The other five round ovens held various counterfeit versions of the stuff, convincing enough, I hoped, to satisfy any treasure hunters who might get the gossip.

After four hundred times four hundred beats I strolled over and looked in. They’d gotten down another two arm-lengths. Good enough. We started them on the second hole, one rope-length-about twenty-one feet-west of this one. Again, we sat and watched. Armadillo Shit picked fleas out of my hair.

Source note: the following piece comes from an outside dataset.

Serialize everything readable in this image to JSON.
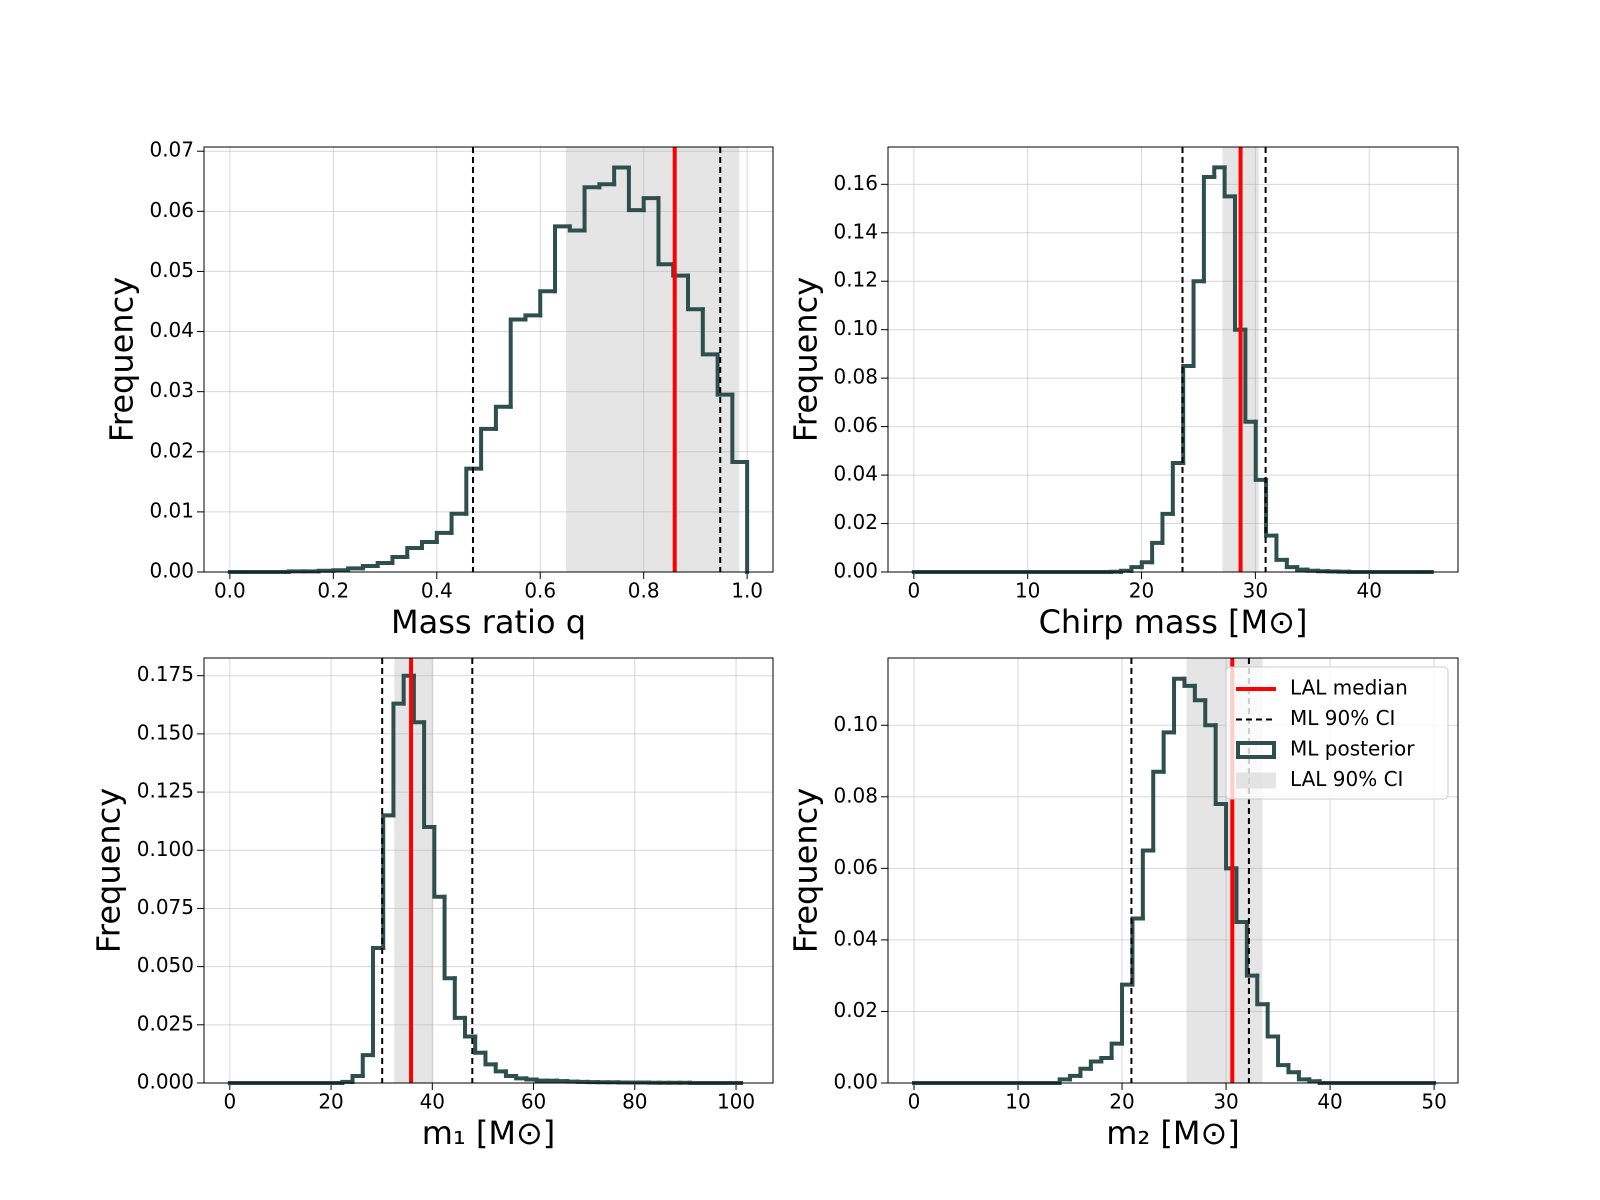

The flint pick heads struck showerlets of sparks on the bedrock. Hun Xoc told them to speed it up.

He’s right, I thought. They’re working hard, but they don’t seem eager to finish.

They know.

Well, it can’t be helped.

After another hundred-score beats they’d finished fifteen holes. Enough to fill the Albert Hall, I thought. All right already. I signed to 7 Iguana to get ready, and he opened his pack and took out a short muffled mace, like a ball-peen hammer with its head wrapped in rubber tape.